Ne craignez-vous pas que la proposition du Conseil fédéral soit dénaturée par un Parlement à majorité bourgeoise, avec à la fin un projet moins bon qu'une 13e rente?
La force de cette initiative est d'avoir mis sur la place publique la question de la précarité des seniors, qui est un vrai problème de société. Nous devons pouvoir parler de précarité, de pauvreté, sans culpabiliser les parcours de vie difficiles. Personne ne conteste aujourd'hui que nos aînés ont droit à une vie digne et qu'il est nécessaire de répondre aux situations de précarité. D'autant que cette question va s'imposer de manière toujours plus forte avec l'évolution démographique et l'arrivée à la retraite des babys boomers. Les Chambres fédérales ont à faire face à cette réalité. Nous avons la responsabilité d'apporter des réponses durables, stable et solidaires.
Les motions que vous avez évoquées demandent des aides plus ciblées. C'est une piste?
Il y a plusieurs réponses possibles. On peut se concentrer sur une adaptation des rentes pour les plus bas revenus, comme le demande la motion Mettler, mais on peut aussi agir directement sur les prestations complémentaires. C'est la manière d'agir la plus efficace, car elle permet de se concentrer sur les besoins de base. Avec des mesures ciblées, on peut par exemple faciliter le maintien à domicile. Cela nécessite une large réflexion, car les besoins changent avec l'évolution de la société. Ces motions sont utiles, car elles permettent de chercher des solutions, si possible dans un délai très raisonnable.

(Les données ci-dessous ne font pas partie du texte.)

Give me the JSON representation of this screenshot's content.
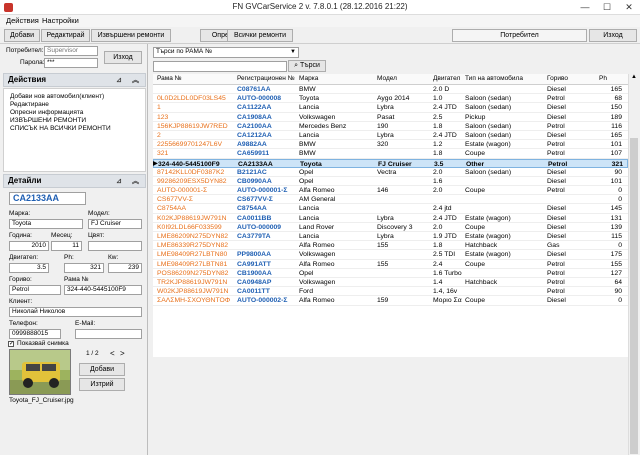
{
  "window": {
    "title": "FN GVCarService 2 v. 7.8.0.1 (28.12.2016 21:22)",
    "minimize": "—",
    "maximize": "☐",
    "close": "✕"
  },
  "menu": [
    "Действия",
    "Настройки"
  ],
  "toolbar": {
    "buttons": [
      "Добави",
      "Редактирай",
      "Извършени ремонти",
      "Опресни",
      "Всички ремонти"
    ],
    "user": "Потребител",
    "logout": "Изход"
  },
  "login": {
    "user_label": "Потребител:",
    "user_placeholder": "Supervisor",
    "pass_label": "Парола:",
    "pass_value": "***",
    "exit": "Изход"
  },
  "actions": {
    "title": "Действия",
    "items": [
      "Добави нов автомобил(клиент)",
      "Редактиране",
      "Опресни информацията",
      "ИЗВЪРШЕНИ РЕМОНТИ",
      "СПИСЪК НА ВСИЧКИ РЕМОНТИ"
    ]
  },
  "details": {
    "title": "Детайли",
    "plate": "CA2133AA",
    "make_label": "Марка:",
    "make": "Toyota",
    "model_label": "Модел:",
    "model": "FJ Cruiser",
    "year_label": "Година:",
    "year": "2010",
    "month_label": "Месец:",
    "month": "11",
    "color_label": "Цвят:",
    "color": "",
    "engine_label": "Двигател:",
    "engine": "3.5",
    "ph_label": "Ph:",
    "ph": "321",
    "kw_label": "Кw:",
    "kw": "239",
    "fuel_label": "Гориво:",
    "fuel": "Petrol",
    "vin_label": "Рама №",
    "vin": "324-440-5445100F9",
    "client_label": "Клиент:",
    "client": "Николай Николов",
    "phone_label": "Телефон:",
    "phone": "0999888015",
    "email_label": "E-Mail:",
    "email": "",
    "show_photo": "Показвай снимка",
    "page": "1 / 2",
    "add": "Добави",
    "delete": "Изтрий",
    "photo_name": "Toyota_FJ_Cruiser.jpg"
  },
  "search": {
    "field": "Търси по РАМА №",
    "query": "",
    "button": "Търси"
  },
  "table": {
    "columns": [
      "Рама №",
      "Регистрационен №",
      "Марка",
      "Модел",
      "Двигател",
      "Тип на автомобила",
      "Гориво",
      "Ph"
    ],
    "rows": [
      [
        "",
        "C08761AA",
        "BMW",
        "",
        "2.0 D",
        "",
        "Diesel",
        "165"
      ],
      [
        "0L0D2LDL0DF03LS45",
        "AUTO-000008",
        "Toyota",
        "Aygo 2014",
        "1.0",
        "Saloon (sedan)",
        "Petrol",
        "68"
      ],
      [
        "1",
        "CA1122AA",
        "Lancia",
        "Lybra",
        "2.4 JTD",
        "Saloon (sedan)",
        "Diesel",
        "150"
      ],
      [
        "123",
        "CA1908AA",
        "Volkswagen",
        "Pasat",
        "2.5",
        "Pickup",
        "Diesel",
        "189"
      ],
      [
        "156KJP88619JW7RED",
        "CA2100AA",
        "Mercedes Benz",
        "190",
        "1.8",
        "Saloon (sedan)",
        "Petrol",
        "116"
      ],
      [
        "2",
        "CA1212AA",
        "Lancia",
        "Lybra",
        "2.4 JTD",
        "Saloon (sedan)",
        "Diesel",
        "165"
      ],
      [
        "22556699701247L6V",
        "A9882AA",
        "BMW",
        "320",
        "1.2",
        "Estate (wagon)",
        "Petrol",
        "101"
      ],
      [
        "321",
        "CA659911",
        "BMW",
        "",
        "1.8",
        "Coupe",
        "Petrol",
        "107"
      ],
      [
        "324-440-5445100F9",
        "CA2133AA",
        "Toyota",
        "FJ Cruiser",
        "3.5",
        "Other",
        "Petrol",
        "321"
      ],
      [
        "87142KLL0DF0387K2",
        "B2121AC",
        "Opel",
        "Vectra",
        "2.0",
        "Saloon (sedan)",
        "Diesel",
        "90"
      ],
      [
        "99286209ESX5DYN82",
        "CB0990AA",
        "Opel",
        "",
        "1.6",
        "",
        "Diesel",
        "101"
      ],
      [
        "AUTO-000001-Σ",
        "AUTO-000001-Σ",
        "Alfa Romeo",
        "146",
        "2.0",
        "Coupe",
        "Petrol",
        "0"
      ],
      [
        "CS677VV-Σ",
        "CS677VV-Σ",
        "AM General",
        "",
        "",
        "",
        "",
        "0"
      ],
      [
        "C8754AA",
        "C8754AA",
        "Lancia",
        "",
        "2.4 jtd",
        "",
        "Diesel",
        "145"
      ],
      [
        "K02KJP88619JW791N",
        "CA0011BB",
        "Lancia",
        "Lybra",
        "2.4 JTD",
        "Estate (wagon)",
        "Diesel",
        "131"
      ],
      [
        "K0I92LDL66F033599",
        "AUTO-000009",
        "Land Rover",
        "Discovery 3",
        "2.0",
        "Coupe",
        "Diesel",
        "139"
      ],
      [
        "LME86209N275DYN82",
        "CA3779TA",
        "Lancia",
        "Lybra",
        "1.9 JTD",
        "Estate (wagon)",
        "Diesel",
        "115"
      ],
      [
        "LME86339R275DYN82",
        "",
        "Alfa Romeo",
        "155",
        "1.8",
        "Hatchback",
        "Gas",
        "0"
      ],
      [
        "LME98409R27LBTN80",
        "PP9800AA",
        "Volkswagen",
        "",
        "2.5 TDI",
        "Estate (wagon)",
        "Diesel",
        "175"
      ],
      [
        "LME98409R27LBTN81",
        "CA991ATT",
        "Alfa Romeo",
        "155",
        "2.4",
        "Coupe",
        "Petrol",
        "155"
      ],
      [
        "POS86209N275DYN82",
        "CB1900AA",
        "Opel",
        "",
        "1.6 Turbo",
        "",
        "Petrol",
        "127"
      ],
      [
        "TR2KJP88619JW791N",
        "CA0948AP",
        "Volkswagen",
        "",
        "1.4",
        "Hatchback",
        "Petrol",
        "64"
      ],
      [
        "W02KJP88619JW791N",
        "CA0011TT",
        "Ford",
        "",
        "1.4, 16v",
        "",
        "Petrol",
        "90"
      ],
      [
        "ΣΑΛΣΜΗ-ΣΧΟΥΘΝΤΟΦ",
        "AUTO-000002-Σ",
        "Alfa Romeo",
        "159",
        "Μοριο Σα",
        "Coupe",
        "Diesel",
        "0"
      ]
    ],
    "selected_index": 8
  },
  "colors": {
    "vin": "#e8701a",
    "plate": "#1f5fb3",
    "selected": "#cde4f7"
  }
}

Comment expliquez-vous alors que le Conseil fédéral rejette une de ces motions, répétant qu'il faut attendre la réforme de 2026?
Le Conseil national a approuvé la motion Mettler à la quasi-unanimité, avec quelques abstentions. Je sens une prise de conscience, tous partis confondus. Le Conseil fédéral jouera son rôle, en dialogue avec le Parlement et la population. Personne ne conteste la nécessité d'agir.
Que dire à ceux qui estiment que la Suisse est capable de dégager des millions pour l'armée, mais rien pour ses retraités?
Je comprends que certains s'interrogent sur ces priorités. Mais notre responsabilité au Conseil fédéral est d'anticiper et de dire qu'il y aura un prix à payer. Si l'initiative est acceptée, la situation financière de l'AVS va se péjorer dès 2026. Des solutions devront être trouvées.
Les sondages montrent des seniors largement favorables à une 13e rente et des jeunes plus réticents. Ce pacte intergénérationnel n'est-il pas en danger?
Non. Je refuse d'entrer dans un débat clivant. Cette initiative a un coût, qu'il faudra bien assumer, que ce soit via la TVA, les cotisations sociales ou d'autres mesures. Mais il ne faut culpabiliser personne. Les jeunes n'estiment pas que les «vieux coûtent trop cher»! Je ne crois pas au clash générationnel.
Le résultat idéal pour vous, c'est un «oui» du peuple mais un «non» des cantons, ce qui vous donnera une forte assise pour proposer des solutions autres que la 13e rente?
Le résultat idéal, c'est que l'AVS sorte gagnante de cette votation. Et aux yeux du Conseil fédéral, une AVS gagnante est une AVS financée durablement, avec des prestations complémentaires ciblées et les plus qualitatives possibles. C'est un point clé pour lequel je m'engagerai. Concrètement, cela pourrait passer par un travail en commun avec les cantons et les communes, pour que personne n'ait honte de demander des prestations complémentaires. C'est un droit, il fait partie intégrante de notre filet social. Il n'y a aucune raison pour que ces prestations soient socialement moins bien acceptées que les subsides pour l'assurance maladie ou les bourses d'études. Un jeune ne culpabilise pas parce qu'il est aidé financièrement pour sa formation. Il doit en être de même pour une personne âgée een difficulté.